Yeah I've been using Go for years at multiple companies and I agree. Using multiple lines of code for something that's so common just isn't an efficient use of screen space to me and at a certain point all those lines hurt readability of code.
Big same.
There are also those of us, old enough to have used Assembly as daily programming language, have used Go boilerplate style across many languages during 20+ years, and don't miss the days exceptions were still academic talk, unavailable in mainstream languages.
I'm not a Go programmer, but I feel like I've sort of "grown up" around them as the language has evolved. for a while I thought that the `if err != nil { ... }` was silly to put everywhere. As I've grown and written a lot more code, however, I actually don't see a problem with it. I'd even go as far as to say that it's a good thing because you're acknowledging the detail that an error could have occurred here, and you're explicitly choosing to pass the handling of it up the chain. with exceptions, there can be a lot of hidden behavior that you're just sweeping under the rug, or errors happen that you didn't even think could be raised by a function.

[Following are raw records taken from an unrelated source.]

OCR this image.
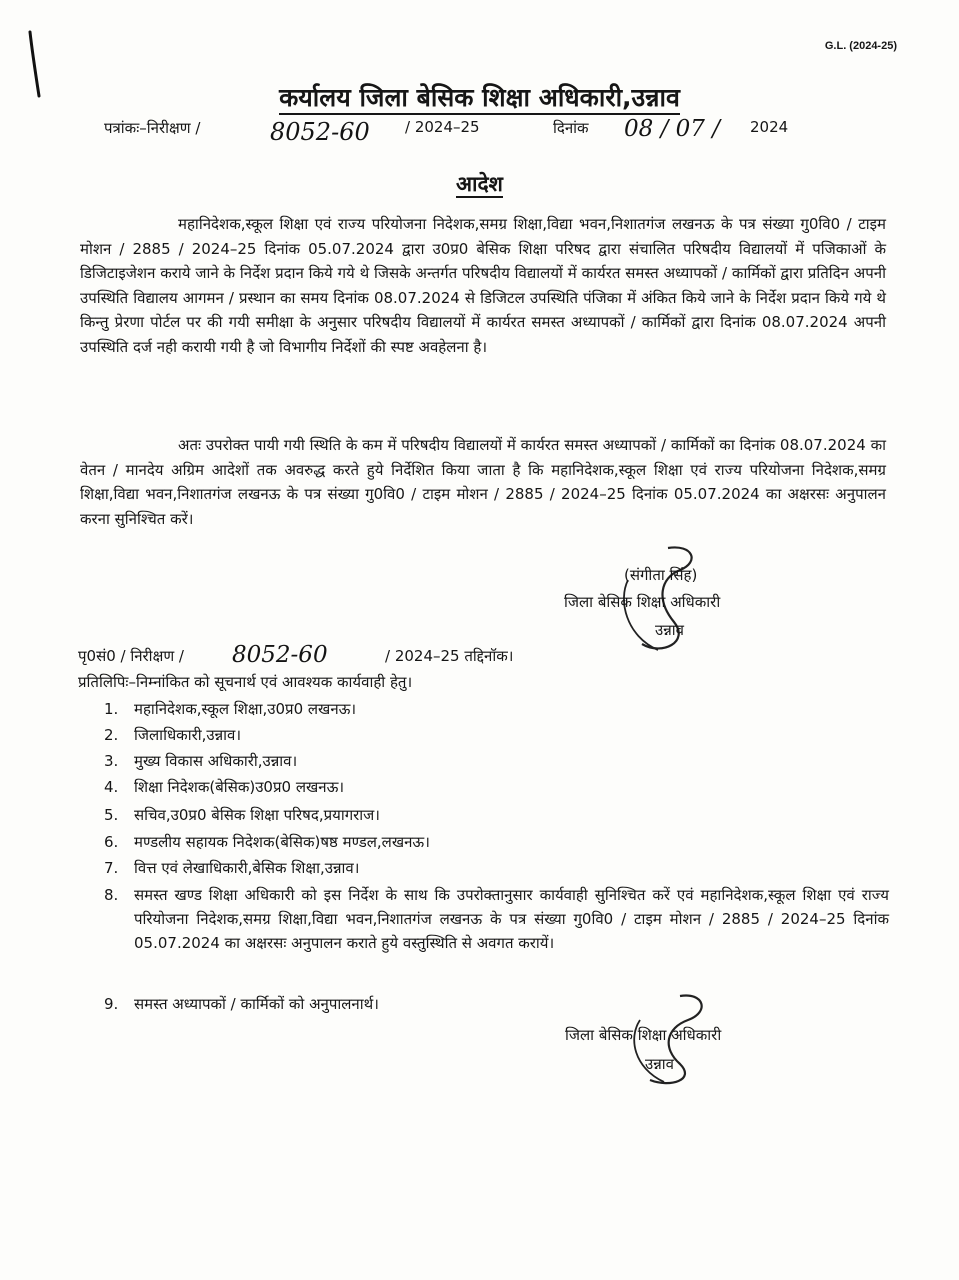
G.L. (2024-25)
कर्यालय जिला बेसिक शिक्षा अधिकारी,उन्नाव
पत्रांकः–निरीक्षण /	8052-60 / 2024–25	दिनांक 08 / 07 / 2024
आदेश
महानिदेशक,स्कूल शिक्षा एवं राज्य परियोजना निदेशक,समग्र शिक्षा,विद्या भवन,निशातगंज लखनऊ के पत्र संख्या गु0वि0 / टाइम मोशन / 2885 / 2024–25 दिनांक 05.07.2024 द्वारा उ0प्र0 बेसिक शिक्षा परिषद द्वारा संचालित परिषदीय विद्यालयों में पजिकाओं के डिजिटाइजेशन कराये जाने के निर्देश प्रदान किये गये थे जिसके अन्तर्गत परिषदीय विद्यालयों में कार्यरत समस्त अध्यापकों / कार्मिकों द्वारा प्रतिदिन अपनी उपस्थिति विद्यालय आगमन / प्रस्थान का समय दिनांक 08.07.2024 से डिजिटल उपस्थिति पंजिका में अंकित किये जाने के निर्देश प्रदान किये गये थे किन्तु प्रेरणा पोर्टल पर की गयी समीक्षा के अनुसार परिषदीय विद्यालयों में कार्यरत समस्त अध्यापकों / कार्मिकों द्वारा दिनांक 08.07.2024 अपनी उपस्थिति दर्ज नही करायी गयी है जो विभागीय निर्देशों की स्पष्ट अवहेलना है।
अतः उपरोक्त पायी गयी स्थिति के कम में परिषदीय विद्यालयों में कार्यरत समस्त अध्यापकों / कार्मिकों का दिनांक 08.07.2024 का वेतन / मानदेय अग्रिम आदेशों तक अवरुद्ध करते हुये निर्देशित किया जाता है कि महानिदेशक,स्कूल शिक्षा एवं राज्य परियोजना निदेशक,समग्र शिक्षा,विद्या भवन,निशातगंज लखनऊ के पत्र संख्या गु0वि0 / टाइम मोशन / 2885 / 2024–25 दिनांक 05.07.2024 का अक्षरसः अनुपालन करना सुनिश्चित करें।
(संगीता सिंह)
जिला बेसिक शिक्षा अधिकारी
उन्नाव
पृ0सं0 / निरीक्षण / 8052-60	/ 2024–25 तद्दिनॉक।
प्रतिलिपिः–निम्नांकित को सूचनार्थ एवं आवश्यक कार्यवाही हेतु।
1.	महानिदेशक,स्कूल शिक्षा,उ0प्र0 लखनऊ।
2.	जिलाधिकारी,उन्नाव।
3.	मुख्य विकास अधिकारी,उन्नाव।
4.	शिक्षा निदेशक(बेसिक)उ0प्र0 लखनऊ।
5.	सचिव,उ0प्र0 बेसिक शिक्षा परिषद,प्रयागराज।
6.	मण्डलीय सहायक निदेशक(बेसिक)षष्ठ मण्डल,लखनऊ।
7.	वित्त एवं लेखाधिकारी,बेसिक शिक्षा,उन्नाव।
8.	समस्त खण्ड शिक्षा अधिकारी को इस निर्देश के साथ कि उपरोक्तानुसार कार्यवाही सुनिश्चित करें एवं महानिदेशक,स्कूल शिक्षा एवं राज्य परियोजना निदेशक,समग्र शिक्षा,विद्या भवन,निशातगंज लखनऊ के पत्र संख्या गु0वि0 / टाइम मोशन / 2885 / 2024–25 दिनांक 05.07.2024 का अक्षरसः अनुपालन कराते हुये वस्तुस्थिति से अवगत करायें।
9.	समस्त अध्यापकों / कार्मिकों को अनुपालनार्थ।
जिला बेसिक शिक्षा अधिकारी
उन्नाव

Super interested in your approach to error wrapping! It’s a feature I haven’t used much.

I tend to use logs with line numbers to point to where errors occur (but that only gets me so far if I’m returning the error from a child function in the call stack.)

Simply wrap with what you were trying to do when the error occurred (and only that, no speculating what the error could be or indicate). If you do this down the call stack, you end up with a progressive chain of detail with strings you can grep for. For example, something like "processing users index: listing users: consulting redis cache: no route to host" is great. Just use `fmt.Errorf("some wrapping: %w", err)` the whole way up. It has all the detail you want with none of the detail you don't need.
So hand rolled call stack traces? I just don’t understand why this is better than exceptions.
I mostly agree but I wish it could be more automatic. I like Golang's error system I just wish they'd provide shorthand ways of handling them.